Figure 5 shows the values of the real part of the vegetation eigenvalue versus the wavenumber for \(Fr=0.3\), \(\phi _0=0.25\), \(\phi _m=50\) and \(\beta =22\) for panel a), \(\beta =\beta _{cr}(m=3)\) for panel b), and \(\beta =30\) for panel c). Actually, the three subplots of Fig. 5 are three horizontal cuts of Fig. 3 for the aforementioned \(\beta\) values. The three examples demonstrate that for every set of values of the relevant parameters it is possible to determine which mode of instability, 1, 2 or 3, has the larger growth rate. Figure 5 shows again the consequence of distinct curves of maximum amplification rate and first mode unstable region not containing unstable regions of higher mode (Figs. 3, 4). Indeed, there is a region of the parameter space where the instability mode 2 only is unstable and the instability mode 1 is stable (see Fig. 5b, \(2.4 \le ks \le 3.5\)); similarly there is a region in which the pattern mode 3 is unstable and patterns mode 1 and 2 are stable (see Fig. 5c, \(4.0 \le ks \le 4.6\)). This shows again the difference with respect to sediment bar modes: in the classical bar morphodynamics if mode 2 is unstable also mode 1 is unstable, as well as if mode 3 is unstable also modes 1 and 2 are unstable [Ali et al. 1, among others].

5 Conclusion

In this work we presented a linear stability analysis of 2D eco-hydrodynamic problem to identify the threshold conditions for the formation of self-organized patterns of patches of vegetation in straight channels. In particular, we investigated spatial patterns associated to higher order transverse structures, such as central or multiple row patches. The main conclusions can be summarized as follows:

  • Instability and self-organization occur when both the Froude number and the aspect ratio are higher than a given threshold. As in the classical linear-stability analyses, this threshold increases linearly with the transverse mode. As an example, the formation of central type of patterns (mode = 2) might be expected in channels having a Froude number higher than about 0.3 and aspect ratio greater than about 15, depending on vegetation properties.
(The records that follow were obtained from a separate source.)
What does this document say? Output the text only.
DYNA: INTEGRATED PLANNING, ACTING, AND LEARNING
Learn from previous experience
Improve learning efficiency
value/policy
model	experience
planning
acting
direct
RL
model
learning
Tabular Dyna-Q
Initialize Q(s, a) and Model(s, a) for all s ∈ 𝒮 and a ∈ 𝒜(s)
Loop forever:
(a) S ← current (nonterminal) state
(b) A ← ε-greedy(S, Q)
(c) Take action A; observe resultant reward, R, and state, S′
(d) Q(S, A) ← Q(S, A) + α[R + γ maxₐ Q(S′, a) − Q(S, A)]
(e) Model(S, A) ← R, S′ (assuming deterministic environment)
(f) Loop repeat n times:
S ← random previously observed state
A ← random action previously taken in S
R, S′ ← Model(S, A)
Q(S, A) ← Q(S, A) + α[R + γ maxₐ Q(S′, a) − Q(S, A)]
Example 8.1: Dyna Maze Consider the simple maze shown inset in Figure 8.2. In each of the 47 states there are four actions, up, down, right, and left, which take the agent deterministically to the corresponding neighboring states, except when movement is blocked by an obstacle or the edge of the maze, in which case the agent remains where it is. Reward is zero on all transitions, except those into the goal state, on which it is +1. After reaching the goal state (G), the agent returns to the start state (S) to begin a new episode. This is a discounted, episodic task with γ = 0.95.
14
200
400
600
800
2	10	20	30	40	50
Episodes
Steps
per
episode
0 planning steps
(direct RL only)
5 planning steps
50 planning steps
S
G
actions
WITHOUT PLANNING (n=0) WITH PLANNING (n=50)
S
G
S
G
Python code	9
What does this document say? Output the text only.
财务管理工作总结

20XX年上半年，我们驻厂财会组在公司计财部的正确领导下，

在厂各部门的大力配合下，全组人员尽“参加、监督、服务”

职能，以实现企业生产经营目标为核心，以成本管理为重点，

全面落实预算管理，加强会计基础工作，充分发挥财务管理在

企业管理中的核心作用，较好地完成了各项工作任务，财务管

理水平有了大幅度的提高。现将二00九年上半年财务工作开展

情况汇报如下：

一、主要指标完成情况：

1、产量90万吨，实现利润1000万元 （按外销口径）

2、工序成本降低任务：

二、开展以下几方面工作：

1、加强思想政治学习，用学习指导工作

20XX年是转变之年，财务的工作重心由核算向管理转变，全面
  • The most unstable longitudinal dimensionless wavenumbers are in the order 1 indicating a longitudinal spacing of about 3 times the channel width;

  • Instability presents an upper bound for higher vegetation densities; thus, self-organization will likely not occur in those vegetated channels subject to a dense cover such as in the case of invasive species. In the case of Froude number of 0.3 and aspect ratio of 30, we found that the upper limit is in the order of 0.3, for given vegetation properties.

Future developments might regard field monitoring of aquatic vegetation in lowland rivers to provide further quantitative evaluations of the parameters (such as decay, diffusion and growth coefficients) that enters the equation describing the dynamics of vegetation density.